The sandals we wear on the run can also help keep your feet cool, according to research.
That’s because the soles of your feet are the most water-resistant part of your body, said University of Michigan researchers.
And while our feet are designed to stay dry, the soled of our feet can become damp and dry easily if you run too fast, too hard or not enough, according the research.
So the soling of your sandals can keep your soles cool and dry, said lead researcher Dr. Mark Bensinger.
Dr. Benslinger and his team tested the solenology of sandals worn by volunteers.
They used a special shoe that uses specially designed sandal tips to keep soles dry and comfortable.
The soles are made from nylon, and they have an outer layer of a protective polymer that can act as a moisture barrier.
The polymer acts like a sponge, keeping moisture out of your foot and allowing water to pass through the sole.
When the rubber soles touch your soled feet, the moisture is carried by the sols to your toes and to your ankles.
Dr Bensling said the researchers also tested the effect of sandal soles on sweat.
The scientists found that sandal-soled runners were significantly less thirsty, and their sweat was noticeably cooler than runners wearing other shoes.
“The fact that the soli were less dehydrated indicates that they actually protect the solids,” Dr Binsinger said.
“So you can imagine that sandals actually do provide some kind of protection from dehydration.”
It’s the same mechanism that helps protect people from getting hypothermia, which occurs when the body cools down and starts to sweat.
It’s a process that occurs when your body is cooling off.
So it’s not like you are going to go to the gym and sweat profusely and get dehydrated.
But the research shows that sanders can be a cool-weather accessory that help keep you cool, especially in the heat.
“If you’re running with sandals on, you can probably keep your body warm, even if you’re on the treadmill or elliptical machine,” Dr. Seltzer said.

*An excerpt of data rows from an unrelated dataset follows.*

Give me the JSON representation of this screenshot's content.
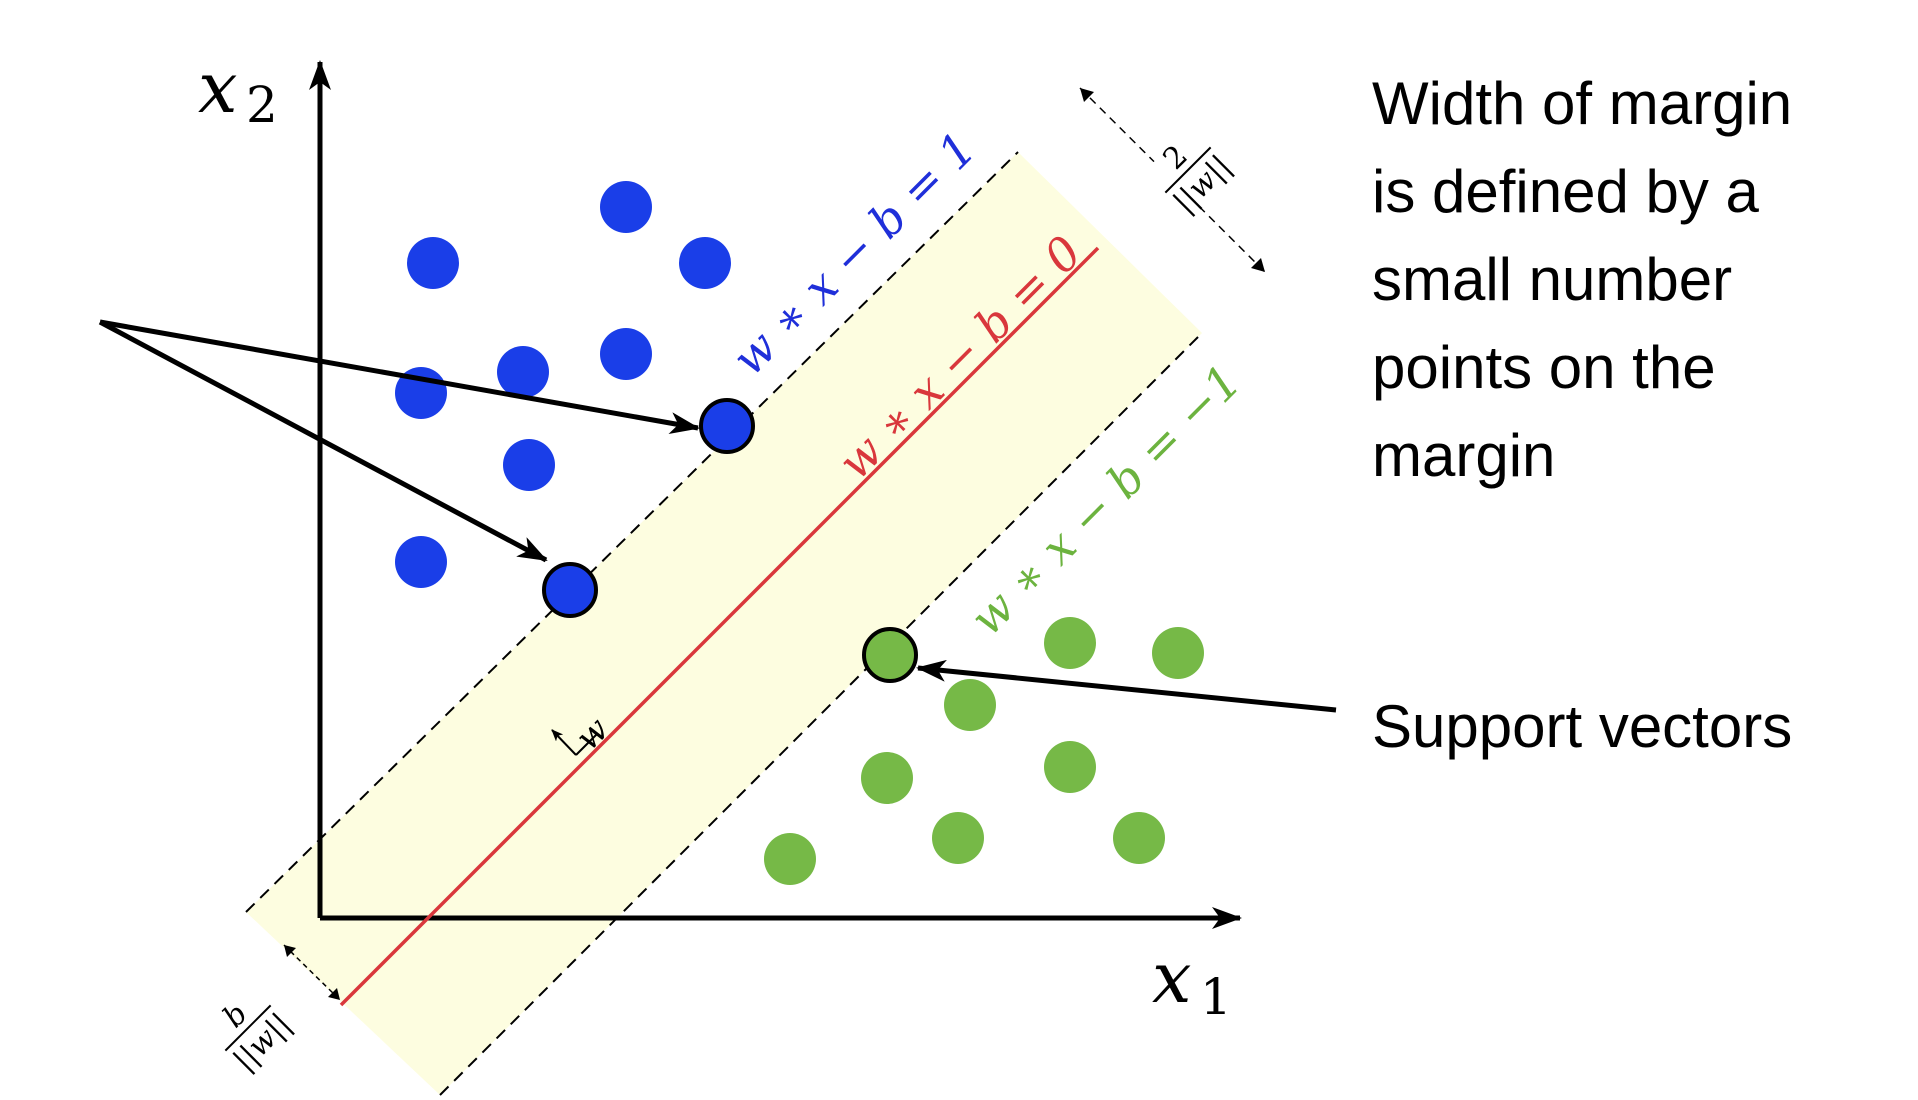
{
  "axes": {
    "x_label": "x",
    "x_sub": "1",
    "y_label": "x",
    "y_sub": "2"
  },
  "lines": {
    "upper_label": "w ∗ x − b = 1",
    "middle_label": "w ∗ x − b = 0",
    "lower_label": "w ∗ x − b = −1"
  },
  "vector_label": "w",
  "margin_annotation": {
    "numerator": "2",
    "denominator": "||w||"
  },
  "offset_annotation": {
    "numerator": "b",
    "denominator": "||w||"
  },
  "captions": {
    "margin_lines": [
      "Width of margin",
      "is defined by a",
      "small number",
      "points on the",
      "margin"
    ],
    "support_vectors": "Support vectors"
  },
  "colors": {
    "class_positive": "#1a3ee8",
    "class_negative": "#76b947",
    "decision_boundary": "#d9373c",
    "margin_fill": "#fdfde0",
    "upper_label": "#1f2fd9",
    "lower_label": "#6cb33f"
  }
}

He added that sand shoes could also help cool your feet when you are standing up.
Dr Seltze said he doesn’t recommend sandals because he said they’re too short.
But if you have a really short shoe that doesn’t reach your toes, he said you could wear sandals instead.
He recommends using a sandal for short runs or if you are doing a lot of uphill walking.
Dr Ben Seltzel is a professor of biomechanics at the University of Miami.